Maryland's First Hospital Based Milk Depot
Thousands of new moms each year get support from Adventist HealthCare Shady Grove Medical Center, including guidance from internationally recognized lactation consultants. Now, those breastfeeding experts have opened Maryland’s first hospital-based milk depot to better connect area moms with extra breast milk to babies in need.
The depot gives moms who deliver at Shady Grove a new choice for feeding babies who are premature or who require additional nutrition: safe donor breast milk. For local nursing moms with extra milk, the depot provides a convenient way to donate the surplus.
THE BENEFITS OF BREAST MILK
Human milk protects against allergies, helps fight disease and provides growth hormones that help babies develop. Breast milk’s benefits are especially important for the 1 in every 10 babies who is born prematurely in the United States. In Shady Grove’s Neonatal Intensive Care Unit, which cares for 500 premature babies a year, access to donor milk lifts the stress from moms who want their babies breastfed but need time to build their own supply.
“Each donor makes a huge difference for families in need of breast milk. In fact, just one ounce of donor milk can feed four premature babies,” said Carol Chornock, RN, a certified lactation consultant at Shady Grove. “We are so excited to be able to offer this service for our moms and babies.”
Shady Grove’s partner for the depot, The King’s Daughters Milk Bank of Norfolk, Virginia, is one of 26 accredited U.S. milk banks, which carefully screen, test and pasteurize donated milk to ensure its safety.
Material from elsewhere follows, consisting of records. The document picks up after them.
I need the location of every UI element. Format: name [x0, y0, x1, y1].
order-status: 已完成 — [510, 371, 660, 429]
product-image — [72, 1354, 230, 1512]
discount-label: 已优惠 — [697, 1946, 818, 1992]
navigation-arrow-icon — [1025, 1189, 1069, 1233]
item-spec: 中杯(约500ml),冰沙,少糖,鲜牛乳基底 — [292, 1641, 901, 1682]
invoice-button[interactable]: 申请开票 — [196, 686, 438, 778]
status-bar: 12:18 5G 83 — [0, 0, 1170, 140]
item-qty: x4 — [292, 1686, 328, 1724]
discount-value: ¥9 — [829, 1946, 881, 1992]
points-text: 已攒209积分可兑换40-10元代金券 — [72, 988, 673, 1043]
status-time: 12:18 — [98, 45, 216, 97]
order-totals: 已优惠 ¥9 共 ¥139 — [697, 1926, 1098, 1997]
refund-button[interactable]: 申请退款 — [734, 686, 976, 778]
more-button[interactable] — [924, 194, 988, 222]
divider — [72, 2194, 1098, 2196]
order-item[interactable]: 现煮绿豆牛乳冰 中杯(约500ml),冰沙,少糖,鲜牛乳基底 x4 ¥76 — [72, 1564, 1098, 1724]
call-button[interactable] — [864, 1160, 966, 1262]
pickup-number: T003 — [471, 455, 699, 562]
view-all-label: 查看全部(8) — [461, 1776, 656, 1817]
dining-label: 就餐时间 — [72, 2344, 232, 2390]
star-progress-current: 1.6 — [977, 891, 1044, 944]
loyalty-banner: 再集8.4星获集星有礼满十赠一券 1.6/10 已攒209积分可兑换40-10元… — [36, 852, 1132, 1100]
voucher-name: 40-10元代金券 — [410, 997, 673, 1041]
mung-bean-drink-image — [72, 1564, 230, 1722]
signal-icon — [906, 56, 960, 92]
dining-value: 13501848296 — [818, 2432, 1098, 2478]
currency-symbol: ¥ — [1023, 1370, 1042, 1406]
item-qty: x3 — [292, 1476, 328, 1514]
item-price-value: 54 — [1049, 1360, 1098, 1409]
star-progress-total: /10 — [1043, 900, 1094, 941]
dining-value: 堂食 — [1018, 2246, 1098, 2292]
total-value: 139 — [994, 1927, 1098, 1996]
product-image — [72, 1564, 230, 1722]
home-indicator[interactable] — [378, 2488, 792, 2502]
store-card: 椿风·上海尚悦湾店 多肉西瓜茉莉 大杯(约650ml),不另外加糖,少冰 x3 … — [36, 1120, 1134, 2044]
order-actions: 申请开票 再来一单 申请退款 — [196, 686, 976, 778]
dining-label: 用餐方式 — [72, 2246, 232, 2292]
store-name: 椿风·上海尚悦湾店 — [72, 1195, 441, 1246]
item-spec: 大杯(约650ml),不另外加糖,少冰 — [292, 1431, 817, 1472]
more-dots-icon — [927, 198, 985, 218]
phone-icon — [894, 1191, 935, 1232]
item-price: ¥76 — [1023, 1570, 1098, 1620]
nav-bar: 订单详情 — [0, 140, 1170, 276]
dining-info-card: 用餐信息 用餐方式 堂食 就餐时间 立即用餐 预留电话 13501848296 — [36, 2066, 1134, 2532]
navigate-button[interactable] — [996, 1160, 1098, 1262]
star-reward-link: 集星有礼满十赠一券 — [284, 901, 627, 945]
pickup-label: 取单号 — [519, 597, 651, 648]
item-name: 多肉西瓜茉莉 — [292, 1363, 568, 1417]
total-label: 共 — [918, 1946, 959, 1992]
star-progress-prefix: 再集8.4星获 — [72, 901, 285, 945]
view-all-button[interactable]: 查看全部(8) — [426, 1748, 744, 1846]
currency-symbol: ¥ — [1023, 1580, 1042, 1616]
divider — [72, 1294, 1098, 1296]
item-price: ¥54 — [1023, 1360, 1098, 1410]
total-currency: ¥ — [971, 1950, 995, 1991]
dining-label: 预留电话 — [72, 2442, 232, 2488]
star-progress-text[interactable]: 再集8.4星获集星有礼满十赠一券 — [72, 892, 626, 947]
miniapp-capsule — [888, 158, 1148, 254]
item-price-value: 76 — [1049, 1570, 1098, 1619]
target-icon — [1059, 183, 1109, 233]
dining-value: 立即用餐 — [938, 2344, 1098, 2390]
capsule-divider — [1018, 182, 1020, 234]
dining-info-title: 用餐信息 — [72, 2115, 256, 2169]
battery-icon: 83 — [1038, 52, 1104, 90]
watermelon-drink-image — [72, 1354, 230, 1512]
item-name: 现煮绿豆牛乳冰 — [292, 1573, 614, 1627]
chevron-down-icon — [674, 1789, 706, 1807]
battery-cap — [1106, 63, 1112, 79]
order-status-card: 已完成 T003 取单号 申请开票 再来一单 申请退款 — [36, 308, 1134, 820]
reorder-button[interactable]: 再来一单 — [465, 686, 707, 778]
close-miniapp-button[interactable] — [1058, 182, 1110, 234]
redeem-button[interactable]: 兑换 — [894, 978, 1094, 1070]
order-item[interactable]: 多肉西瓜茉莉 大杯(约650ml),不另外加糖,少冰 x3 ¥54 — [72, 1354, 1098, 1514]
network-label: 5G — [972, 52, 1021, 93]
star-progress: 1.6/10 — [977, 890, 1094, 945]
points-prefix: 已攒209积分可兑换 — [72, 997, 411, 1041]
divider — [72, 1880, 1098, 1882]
Potential milk donors are screened much like blood donors. They provide medical and lifestyle histories and undergo blood tests. Once cleared, moms drop off frozen milk at the hospital. After the drop-off, Shady Grove’s lactation consultants send donated milk to The King’s Daughters, where it is bottled, pasteurized and stored in a freezer until a baby needs it.
Local moms say they appreciate a safe, convenient way to donate their breast milk.
“After my daughter was born, I realized I was overproducing milk,” said Polina Yershova of Poolesville. “I have more than 2,000 ounces of milk saved up among four freezers. I wanted to donate somewhere locally and saw that Shady Grove had a program. I couldn’t think of a better way to use my excess milk than to give it to babies who need it most.”